The classic example of something easier to implement with conduit
currently is handling end of input from upstream. For example, if you want to fold a list of values and bind the result within the pipeline, you cannot do it within pipes
without engineering an extra protocol on top of pipes
.
In fact, this is precisely what the upcoming pipes-parse
library solves. It engineers a Maybe
protocol on top of pipes
and then defines convenient functions for drawing input from upstream that respect that protocol.
For example, you have the onlyK
function, which takes a pipe and wraps all outputs in Just
and then finishes with a Nothing
:
onlyK :: (Monad m, Proxy p) => (q -> p a' a b' b m r) -> (q -> p a' a b' (Maybe b) m r)
You also have the justK
function, which defines a functor from pipes that are Maybe
-unaware to pipes that are Maybe
-aware for backwards compatibility
justK :: (Monad m, ListT p) => (q -> p x a x b m r) -> (q -> p x (Maybe a) x (Maybe b) m r)
justK idT = idT
justK (p1 >-> p2) = justK p1 >-> justK p2
And then once you have a Producer
that respects that protocol you can use a large variety of parsers that abstract over the Nothing
check for you. The simplest one is draw
:
draw :: (Monad m, Proxy p) => Consumer (ParseP a p) (Maybe a) m a
It retrieves a value of type a
or fails in the ParseP
proxy transformer if upstream ran out of input. You can also take multiple values at once:
drawN :: (Monad m, Proxy p) => Int -> Consumer (ParseP a p) (Maybe a) m [a]

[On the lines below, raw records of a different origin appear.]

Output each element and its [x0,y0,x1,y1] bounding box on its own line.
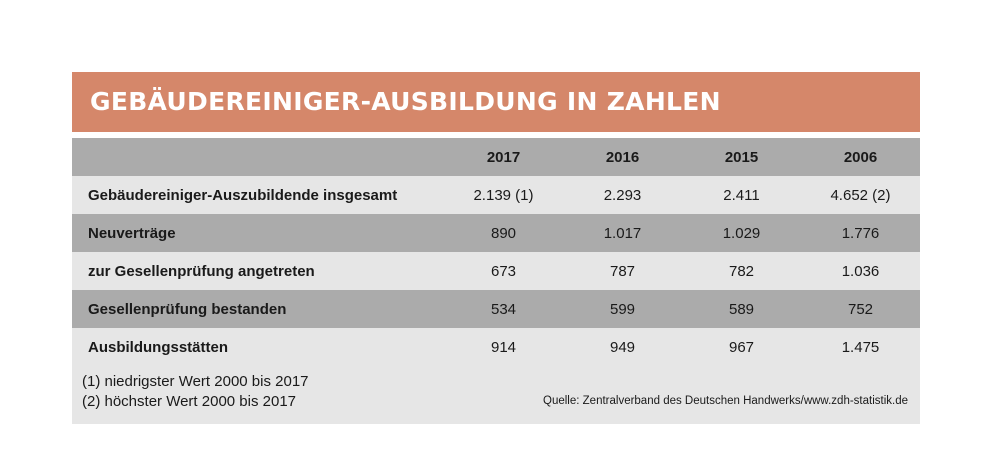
table-row: Ausbildungsstätten 914 949 967 1.475 [72,328,920,366]
table-cell: 949 [609,338,636,356]
table-cell: 782 [728,262,755,280]
table-cell: 534 [490,300,517,318]
table-cell: 2.293 [603,186,642,204]
page-title: GEBÄUDEREINIGER-AUSBILDUNG IN ZAHLEN [90,87,721,116]
row-label: Ausbildungsstätten [88,338,229,356]
footnotes: (1) niedrigster Wert 2000 bis 2017 (2) h… [82,372,309,412]
table-cell: 787 [609,262,636,280]
table-row: Gesellenprüfung bestanden 534 599 589 75… [72,290,920,328]
header-year-2017: 2017 [486,148,521,166]
table-row: zur Gesellenprüfung angetreten 673 787 7… [72,252,920,290]
table-cell: 673 [490,262,517,280]
header-year-2015: 2015 [724,148,759,166]
row-label: zur Gesellenprüfung angetreten [88,262,315,280]
table-cell: 4.652 (2) [830,186,891,204]
title-divider [72,132,920,138]
title-bar: GEBÄUDEREINIGER-AUSBILDUNG IN ZAHLEN [72,72,920,132]
table-row: Neuverträge 890 1.017 1.029 1.776 [72,214,920,252]
table-cell: 914 [490,338,517,356]
table-cell: 1.036 [841,262,880,280]
header-row: 2017 2016 2015 2006 [72,138,920,176]
row-label: Gesellenprüfung bestanden [88,300,287,318]
footnote-2: (2) höchster Wert 2000 bis 2017 [82,393,297,410]
table-cell: 890 [490,224,517,242]
table-cell: 752 [847,300,874,318]
row-label: Neuverträge [88,224,176,242]
table-cell: 2.411 [723,186,760,204]
statistics-card: GEBÄUDEREINIGER-AUSBILDUNG IN ZAHLEN 201… [72,72,920,424]
table-cell: 1.029 [722,224,761,242]
table-row: Gebäudereiniger-Auszubildende insgesamt … [72,176,920,214]
table-cell: 2.139 (1) [473,186,534,204]
header-year-2006: 2006 [843,148,878,166]
header-year-2016: 2016 [605,148,640,166]
table-cell: 589 [728,300,755,318]
table-cell: 1.776 [841,224,880,242]
source-note: Quelle: Zentralverband des Deutschen Han… [543,395,908,407]
table-cell: 1.475 [841,338,880,356]
data-table: 2017 2016 2015 2006 Gebäudereiniger-Ausz… [72,138,920,366]
table-cell: 1.017 [603,224,642,242]
table-cell: 599 [609,300,636,318]
footnote-1: (1) niedrigster Wert 2000 bis 2017 [82,373,309,390]
table-cell: 967 [728,338,755,356]
row-label: Gebäudereiniger-Auszubildende insgesamt [88,186,398,204]
header-label-cell [72,138,444,176]
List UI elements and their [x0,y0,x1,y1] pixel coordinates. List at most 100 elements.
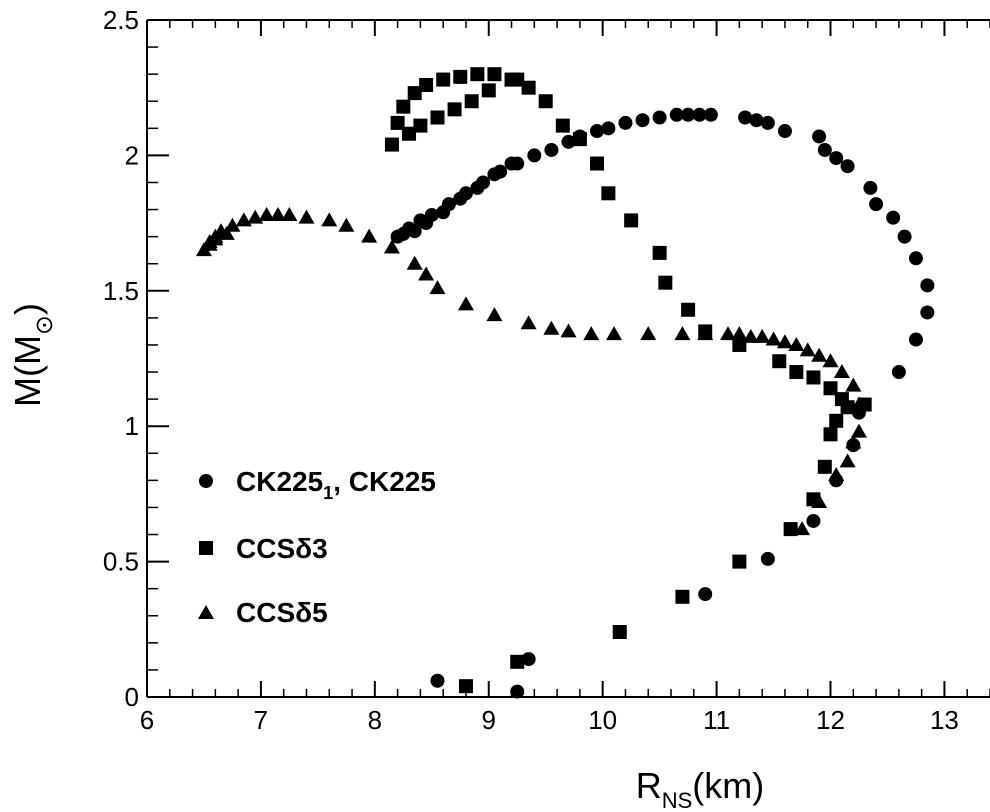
square-marker [817,459,832,474]
square-marker [823,381,838,396]
triangle-marker [383,239,400,254]
square-marker [538,94,553,109]
triangle-marker [765,331,782,346]
triangle-marker [298,209,315,224]
circle-marker [908,251,923,266]
square-marker [481,83,496,98]
triangle-marker [321,212,338,227]
circle-marker [589,124,604,139]
circle-marker [601,121,616,136]
triangle-marker [731,326,748,341]
circle-marker [840,159,855,174]
square-marker [572,132,587,147]
circle-marker [402,221,417,236]
square-marker [458,679,473,694]
y-tick-label: 1 [125,411,139,441]
square-marker [829,413,844,428]
triangle-marker [270,206,287,221]
triangle-marker [850,396,867,411]
triangle-marker [845,434,862,449]
triangle-marker [429,280,446,295]
square-marker [658,275,673,290]
circle-marker [812,129,827,144]
square-marker [601,186,616,201]
triangle-marker [828,466,845,481]
circle-marker [430,673,445,688]
triangle-marker [776,334,793,349]
legend-label-ck225-sub: 1 [323,483,333,503]
legend-label-ccsd5: CCSδ5 [236,597,328,628]
square-marker [396,99,411,114]
triangle-marker [520,315,537,330]
circle-marker [544,142,559,157]
x-tick-label: 13 [930,705,959,735]
x-axis-title-main: R [636,765,662,806]
circle-marker [920,278,935,293]
axes: 6 7 8 9 10 11 12 13 0 0.5 1 1.5 2 2.5 [103,5,990,735]
legend-label-ck225-main: CK225 [236,466,323,497]
series-3 [195,206,867,536]
triangle-marker [235,212,252,227]
circle-marker [618,115,633,130]
square-marker [681,302,696,317]
square-marker [407,86,422,101]
triangle-marker [338,217,355,232]
x-tick-label: 11 [703,705,730,735]
y-axis-title-close: ) [7,303,48,315]
square-marker [504,72,519,87]
circle-marker [749,113,764,128]
circle-marker [777,124,792,139]
circle-marker [390,229,405,244]
square-marker [612,625,627,640]
triangle-marker [811,494,828,509]
square-marker [453,69,468,84]
x-tick-label: 9 [482,705,496,735]
square-marker [834,392,849,407]
circle-marker [806,513,821,528]
circle-marker [458,186,473,201]
triangle-marker [811,347,828,362]
circle-marker [760,551,775,566]
triangle-marker [697,326,714,341]
circle-marker [510,684,525,699]
triangle-marker [719,326,736,341]
circle-marker [527,148,542,163]
y-axis-title-main: M(M [7,335,48,407]
triangle-marker [224,217,241,232]
square-marker [430,110,445,125]
y-axis-title: M(M⊙) [7,303,58,407]
triangle-marker [281,206,298,221]
y-axis-title-sub: ⊙ [31,315,58,335]
triangle-marker [218,225,235,240]
circle-marker [413,213,428,228]
square-marker [384,137,399,152]
circle-marker [510,156,525,171]
circle-marker [521,652,536,667]
circle-marker [908,332,923,347]
legend-label-ck225: CK2251, CK225 [236,466,436,503]
circle-marker [635,113,650,128]
legend-label-ck225-rest: , CK225 [333,466,436,497]
circle-marker [698,587,713,602]
triangle-marker [457,296,474,311]
circle-marker [561,134,576,149]
y-tick-label: 0 [125,682,139,712]
square-marker [789,365,804,380]
triangle-marker [822,353,839,368]
triangle-marker [799,342,816,357]
triangle-marker [560,323,577,338]
circle-marker [681,107,696,122]
triangle-marker [486,307,503,322]
square-marker [823,427,838,442]
series-2 [384,67,872,694]
circle-marker [476,175,491,190]
y-tick-label: 1.5 [103,276,139,306]
square-marker [521,80,536,95]
y-tick-label: 0.5 [103,547,139,577]
circle-marker [920,305,935,320]
circle-marker [493,164,508,179]
square-marker [555,118,570,133]
square-marker [652,245,667,260]
triangle-marker [754,328,771,343]
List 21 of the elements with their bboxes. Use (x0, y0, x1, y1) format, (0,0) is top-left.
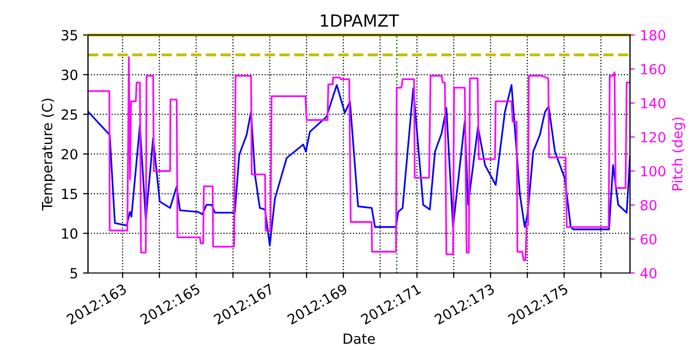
y-tick-label: 30 (62, 70, 78, 80)
y2-tick-label: 60 (640, 234, 656, 244)
y-tick-label: 35 (62, 30, 78, 40)
y-tick-label: 25 (62, 109, 78, 120)
y-tick-label: 10 (62, 228, 78, 239)
y-axis-title: Temperature (C) (42, 98, 56, 210)
y-tick-label: 20 (62, 148, 78, 160)
y2-tick-label: 40 (640, 268, 656, 278)
y2-tick-label: 160 (641, 64, 666, 74)
y-tick-label: 15 (62, 188, 78, 200)
line-series (88, 84, 630, 246)
y2-tick-label: 120 (641, 132, 666, 142)
y-tick-label: 5 (70, 268, 78, 278)
chart-title: 1DPAMZT (320, 14, 399, 27)
y2-tick-label: 180 (641, 30, 666, 40)
y2-axis-title: Pitch (deg) (672, 118, 686, 190)
y2-tick-label: 100 (641, 166, 666, 176)
y2-tick-label: 140 (641, 98, 666, 108)
line-series (88, 56, 630, 262)
x-axis-title: Date (344, 334, 375, 344)
y2-tick-label: 80 (640, 200, 656, 210)
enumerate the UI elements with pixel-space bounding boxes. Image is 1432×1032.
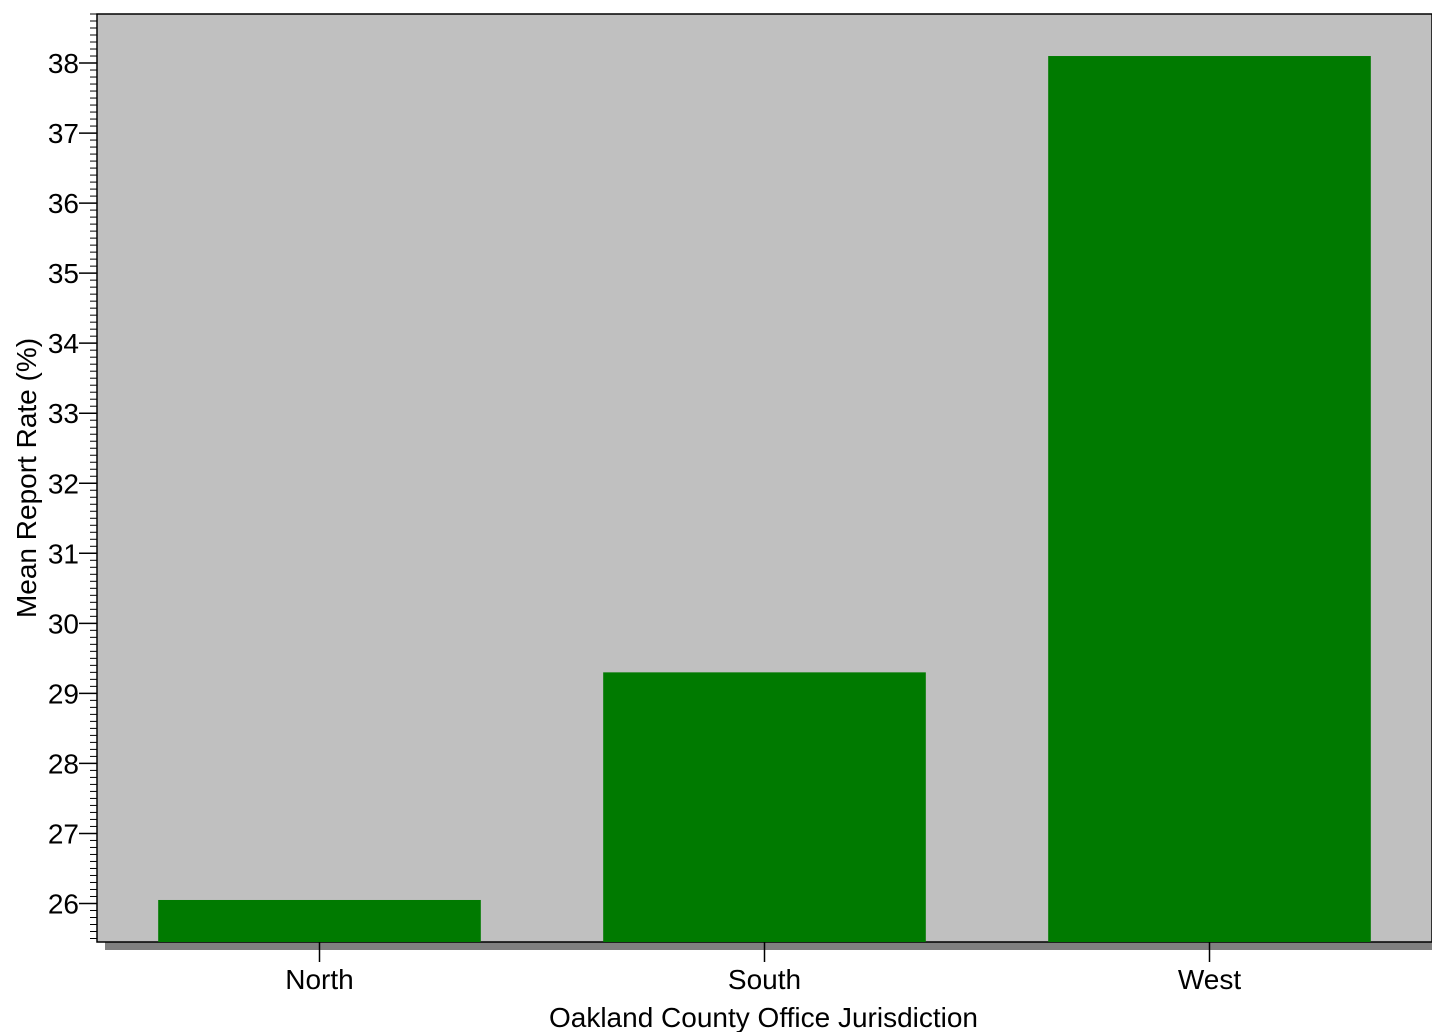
y-tick-label: 32 (48, 468, 79, 499)
x-tick-label-north: North (285, 964, 353, 995)
x-tick-label-west: West (1178, 964, 1241, 995)
y-tick-label: 33 (48, 398, 79, 429)
x-axis-title: Oakland County Office Jurisdiction (549, 1002, 978, 1032)
y-tick-label: 38 (48, 48, 79, 79)
x-axis: North South West (285, 942, 1241, 995)
y-tick-label: 36 (48, 188, 79, 219)
bar-north (158, 899, 481, 942)
y-axis-title: Mean Report Rate (%) (11, 338, 42, 618)
y-tick-label: 34 (48, 328, 79, 359)
y-tick-label: 37 (48, 118, 79, 149)
y-tick-label: 35 (48, 258, 79, 289)
y-tick-label: 28 (48, 748, 79, 779)
bar-west (1048, 56, 1371, 942)
bar-south (603, 672, 926, 942)
y-tick-label: 27 (48, 818, 79, 849)
y-tick-label: 26 (48, 888, 79, 919)
y-tick-label: 30 (48, 608, 79, 639)
bars-group (158, 56, 1371, 942)
y-tick-label: 31 (48, 538, 79, 569)
y-tick-label: 29 (48, 678, 79, 709)
y-axis: 26 27 28 29 30 31 32 33 34 35 36 37 38 (48, 13, 97, 939)
x-tick-label-south: South (728, 964, 801, 995)
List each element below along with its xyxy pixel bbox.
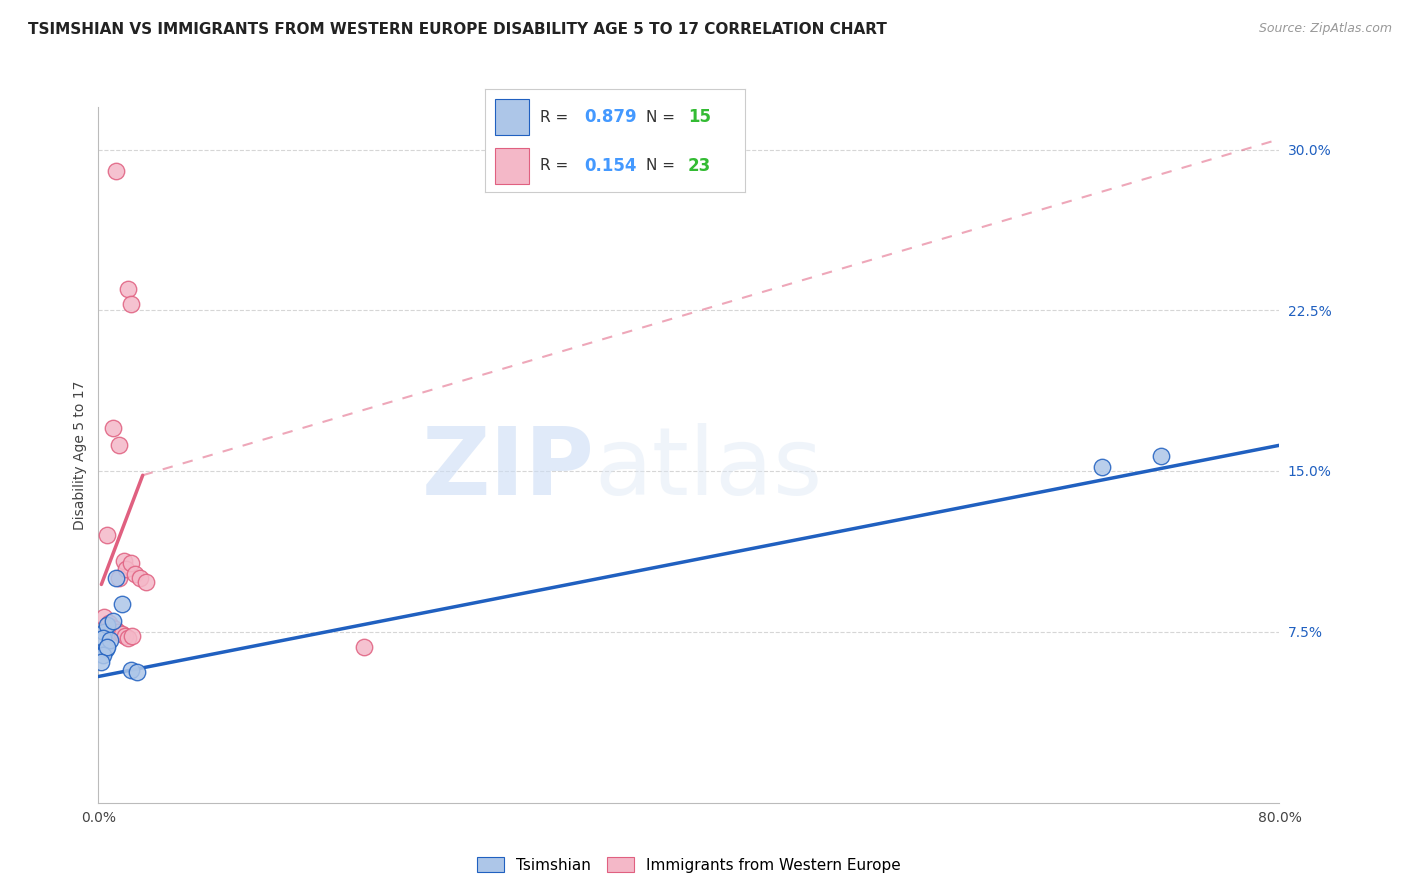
Text: 23: 23	[688, 157, 711, 175]
Point	[120, 297, 142, 311]
Legend: Tsimshian, Immigrants from Western Europe: Tsimshian, Immigrants from Western Europ…	[471, 850, 907, 879]
Point	[112, 554, 135, 568]
Point	[1150, 449, 1173, 463]
Point	[105, 164, 128, 178]
Point	[353, 640, 375, 654]
Y-axis label: Disability Age 5 to 17: Disability Age 5 to 17	[73, 380, 87, 530]
FancyBboxPatch shape	[495, 99, 529, 136]
Point	[90, 655, 112, 669]
Point	[98, 633, 121, 648]
Point	[117, 631, 139, 645]
Text: ZIP: ZIP	[422, 423, 595, 515]
Text: 15: 15	[688, 109, 711, 127]
Point	[111, 626, 134, 640]
Point	[97, 615, 120, 630]
FancyBboxPatch shape	[495, 148, 529, 184]
Point	[120, 663, 142, 677]
Point	[105, 571, 128, 585]
Point	[115, 562, 138, 576]
Point	[93, 609, 115, 624]
Point	[121, 629, 143, 643]
Text: Source: ZipAtlas.com: Source: ZipAtlas.com	[1258, 22, 1392, 36]
Text: TSIMSHIAN VS IMMIGRANTS FROM WESTERN EUROPE DISABILITY AGE 5 TO 17 CORRELATION C: TSIMSHIAN VS IMMIGRANTS FROM WESTERN EUR…	[28, 22, 887, 37]
Text: 0.879: 0.879	[583, 109, 637, 127]
Point	[91, 631, 114, 645]
Point	[93, 624, 115, 639]
Point	[120, 556, 142, 570]
Point	[128, 571, 150, 585]
Point	[117, 282, 139, 296]
Point	[104, 623, 127, 637]
Point	[96, 528, 118, 542]
Text: 0.154: 0.154	[583, 157, 637, 175]
Text: R =: R =	[540, 110, 572, 125]
Point	[108, 438, 131, 452]
Point	[103, 421, 125, 435]
Text: R =: R =	[540, 158, 572, 173]
Point	[124, 566, 146, 581]
Point	[135, 575, 157, 590]
Text: N =: N =	[647, 158, 681, 173]
Text: atlas: atlas	[595, 423, 823, 515]
Point	[111, 597, 134, 611]
Point	[100, 620, 122, 634]
Point	[94, 641, 117, 656]
Point	[1091, 459, 1114, 474]
Point	[107, 624, 129, 639]
Point	[96, 640, 118, 654]
Point	[114, 629, 136, 643]
Point	[125, 665, 148, 680]
Point	[103, 614, 125, 628]
Point	[96, 618, 118, 632]
Point	[108, 571, 131, 585]
Point	[91, 648, 114, 662]
Text: N =: N =	[647, 110, 681, 125]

drawN n = replicateM n draw -- except the actual implementation is faster
... and several other nice functions. The user never actually has to directly interact with the end of input signal at all.
Usually when people ask for end-of-input handling, what they really wanted was parsing, which is why pipes-parse
frames end-of-input issues as a subset of parsing.